The necitumumab and control groups were generally balanced for age (median, 62 years in both; 19% and 20% 65–69 years, 20% and 18% ≥ 70 years), sex (83% and 84%), ECOG performance status (0 for 30% and 33%, 1 for 61% and 58%, 2 for 9% in both), race/ethnicity (84% and 83% white, 8% Asian in both), geographic region (North America, Europe, or Australia for 87% in both, South America, South Africa, or India for 6% in both, Eastern Asia for 8% and 7%), smoking history (92% and 90% current smokers), metastatic disease involving more than two organ systems (55% in both), metastatic disease sites (eg, lung in 83% in both, lymph nodes in 79% and 82%, bone in 22% and 24%), and previous therapies (surgery in 21% and 19%, radiotherapy in 8% in both, adjuvant/neoadjuvant systemic therapy in 4% and 3%).
Increased Overall Survival
The median number of gemcitabine/cisplatin cycles was six in the necitumumab group and five in the control group. Median follow-up was 25.2 months in the necitumumab group and 24.8 months in the control group.
Median overall survival was 11.5 months (95% confidence interval [CI] = 10.4–12.6 months) in the necitumumab group vs 9.9 months (95% CI = 8.9–11.1 months) in the control group (stratified hazard ratio [HR] = 0.84, P = .01). Subgroup analyses showed a benefit of necitumumab in most examined subgroups, with hazard ratios being significant in patients aged 65 to 69 years, men, white patients, and current smokers.
EGFR protein expression level was available for 982 patients. The benefit of necitumumab appeared to be greater among 374 patients with high expression (H-score ≥ 200; HR = 0.75, 95% CI = 0.60–0.94) than among 608 patients with lower expression (HR = 0.90, 95% CI = 0.75–1.07).
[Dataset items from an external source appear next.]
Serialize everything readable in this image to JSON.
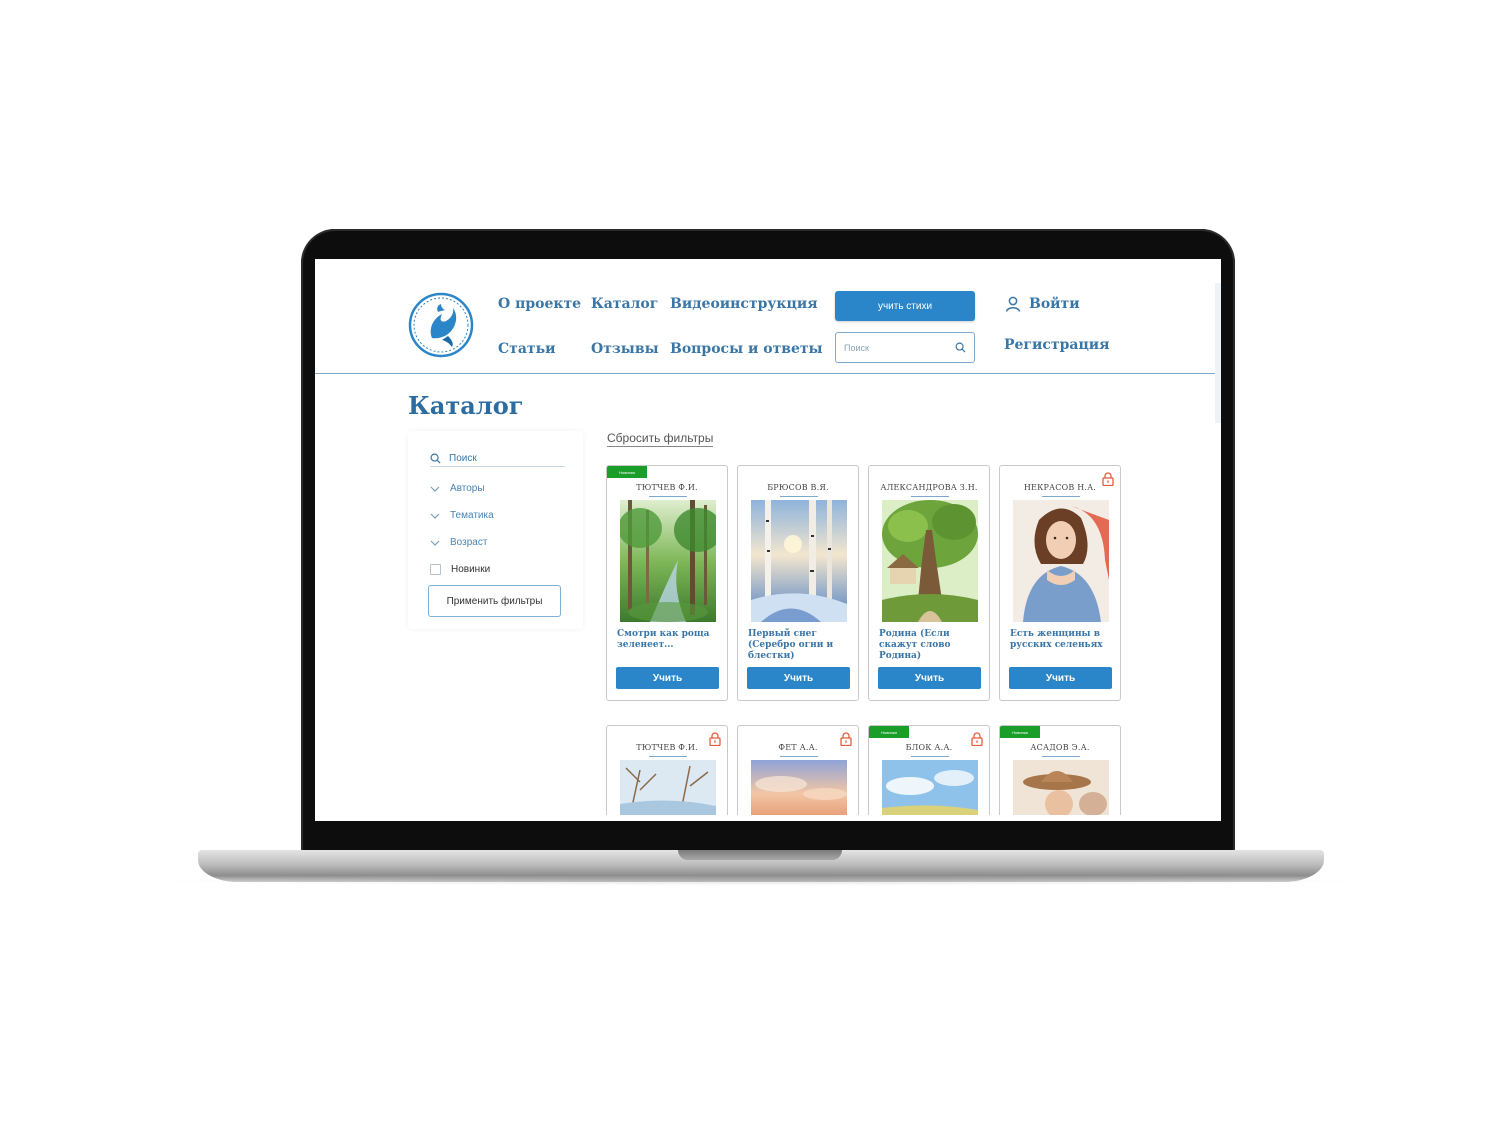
{
  "nav": {
    "about": "О проекте",
    "catalog": "Каталог",
    "video": "Видеоинструкция",
    "articles": "Статьи",
    "reviews": "Отзывы",
    "faq": "Вопросы и ответы"
  },
  "header": {
    "learn_button": "учить стихи",
    "search_placeholder": "Поиск",
    "login": "Войти",
    "register": "Регистрация"
  },
  "page": {
    "title": "Каталог"
  },
  "filters": {
    "search": "Поиск",
    "authors": "Авторы",
    "topics": "Тематика",
    "age": "Возраст",
    "new_only": "Новинки",
    "apply": "Применить фильтры",
    "reset": "Сбросить фильтры"
  },
  "badge_new": "Новинки",
  "study_label": "Учить",
  "cards_row1": [
    {
      "author": "ТЮТЧЕВ Ф.И.",
      "title": "Смотри как роща зеленеет...",
      "is_new": true,
      "locked": false,
      "cover": "forest"
    },
    {
      "author": "БРЮСОВ В.Я.",
      "title": "Первый снег (Серебро огни и блестки)",
      "is_new": false,
      "locked": false,
      "cover": "winter"
    },
    {
      "author": "АЛЕКСАНДРОВА З.Н.",
      "title": "Родина (Если скажут слово Родина)",
      "is_new": false,
      "locked": false,
      "cover": "village"
    },
    {
      "author": "НЕКРАСОВ Н.А.",
      "title": "Есть женщины в русских селеньях",
      "is_new": false,
      "locked": true,
      "cover": "woman"
    }
  ],
  "cards_row2": [
    {
      "author": "ТЮТЧЕВ Ф.И.",
      "is_new": false,
      "locked": true,
      "cover": "spring"
    },
    {
      "author": "ФЕТ А.А.",
      "is_new": false,
      "locked": true,
      "cover": "sunset"
    },
    {
      "author": "БЛОК А.А.",
      "is_new": true,
      "locked": true,
      "cover": "sky"
    },
    {
      "author": "АСАДОВ Э.А.",
      "is_new": true,
      "locked": false,
      "cover": "hat"
    }
  ],
  "colors": {
    "primary": "#2a86c8",
    "link": "#3a76a6",
    "badge": "#1a9e2a",
    "lock": "#e25c3a"
  }
}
Median progression-free survival was 5.7 months (95% CI = 5.6–6.0 months) vs 5.5 months (95% CI = 4.8–5.6 months; stratified HR = 0.85, P = .02), with a benefit of necitumumab being observed in nearly all subgroups. The benefit of necitumumab did not appear to be greater among patients with high EGFR protein expression (HR = 0.88, 95% CI = 0.70–1.11) than among those with low expression (HR = 0.83, 95% CI = 0.69–0.99). Objective response was observed in 31% vs 29% of patients, and disease control rates were 82% vs 77% (P = .043).
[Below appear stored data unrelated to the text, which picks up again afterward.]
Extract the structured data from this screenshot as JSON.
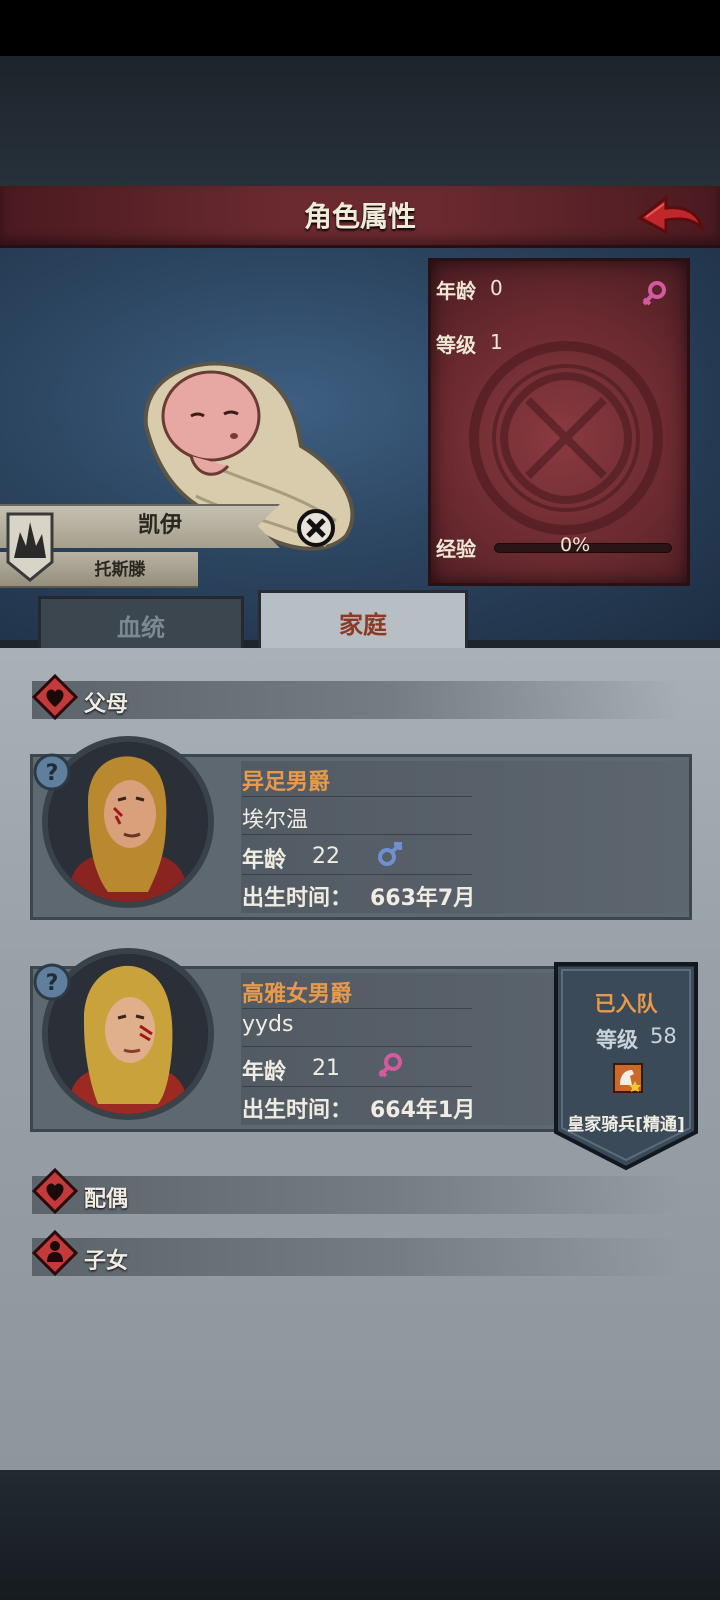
{
  "header": {
    "title": "角色属性",
    "back_icon": "back-arrow-icon"
  },
  "character": {
    "name": "凯伊",
    "house": "托斯滕",
    "stats": {
      "age_label": "年龄",
      "age_value": "0",
      "level_label": "等级",
      "level_value": "1",
      "xp_label": "经验",
      "xp_value": "0%",
      "xp_progress": 0,
      "gender_icon": "female-icon"
    }
  },
  "tabs": {
    "bloodline": "血统",
    "family": "家庭",
    "active": "family"
  },
  "sections": {
    "parents": "父母",
    "spouse": "配偶",
    "children": "子女"
  },
  "parents": [
    {
      "title": "异足男爵",
      "name": "埃尔温",
      "age_label": "年龄",
      "age": "22",
      "gender_icon": "male-icon",
      "birth_label": "出生时间：",
      "birth": "663年7月"
    },
    {
      "title": "高雅女男爵",
      "name": "yyds",
      "age_label": "年龄",
      "age": "21",
      "gender_icon": "female-icon",
      "birth_label": "出生时间：",
      "birth": "664年1月",
      "party": {
        "status": "已入队",
        "level_label": "等级",
        "level": "58",
        "class": "皇家骑兵[精通]",
        "class_icon": "cavalry-icon"
      }
    }
  ],
  "colors": {
    "accent_orange": "#e89a4a",
    "header_red": "#6b2a30",
    "panel_red": "#6a2a30",
    "female_pink": "#d45aa0",
    "male_blue": "#6f8fd0"
  }
}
Poststudy systemic therapy was received by 47% of the necitumumab group and 45% of the control group, with the most common being docetaxel (31% and 23%) and erlotinib (10% and 14%).
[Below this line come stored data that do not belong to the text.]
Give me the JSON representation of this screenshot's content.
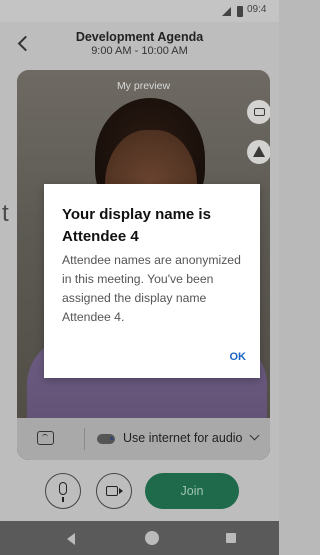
{
  "status_bar": {
    "time": "09:4"
  },
  "header": {
    "title": "Development Agenda",
    "time_range": "9:00 AM - 10:00 AM",
    "back_icon": "chevron-left-icon"
  },
  "preview": {
    "label": "My preview",
    "switch_camera_icon": "switch-camera-icon",
    "effects_icon": "background-effects-icon"
  },
  "audio_bar": {
    "option_label": "Use internet for audio"
  },
  "controls": {
    "join_label": "Join"
  },
  "overlay": {
    "stray_text": "t"
  },
  "dialog": {
    "title": "Your display name is Attendee 4",
    "body": "Attendee names are anonymized in this meeting. You've been assigned the display name Attendee 4.",
    "ok_label": "OK"
  },
  "colors": {
    "join_button": "#1f6a4a",
    "ok_link": "#1a66c2",
    "nav_bar": "#5a5a5a"
  }
}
Grade ≥ 3 adverse events were more common in the necitumumab group (72% vs 62%). Among adverse events of interest of grade ≥ 3, the most common were neutropenia (24% vs 28%), anemia (10% vs 10%), thrombocytopenia (10% vs 10%), hypomagnesemia (9% vs 1%), and rash (7% vs < 1%). Venous thromboembolism occurred in 9% vs 5% (grade ≥ 3 in 5% vs 3%). Fatal arterial or venous thromboembolic events occurred in < 1% of both groups.
Serious adverse events occurred in 48% vs 38%. Adverse events led to delay or modification of at least one study drug in 60% vs 58% (due to neutropenia, thrombocytopenia, anemia, or leukopenia in 40% and 42%) and to discontinuation of at least one study drug in 31% vs 25% (most commonly due to neutropenia and thrombocytopenia). Death considered related to treatment occurred in 3% vs 2% of patients.
The investigators concluded: “Our findings show that the addition of necitumumab to gemcitabine and cisplatin chemotherapy improves overall survival in patients with advanced squamous non-small-cell lung cancer and represents a new first-line treatment option for this disease.” ■
Disclosure: The study was funded by Eli Lilly and Company. For full disclosures of the study authors, visit www.thelancet.com.
1. Thatcher N, Hirsch FR, Luft AV, et al: Necitumumab plus gemcitabine and cisplatin versus gemcitabine and cisplatin alone as first-line therapy in patients with stage IV squamous non-small-cell lung cancer (SQUIRE): An open-label, randomised, controlled phase 3 trial. Lancet Oncol 16:763-774, 2015.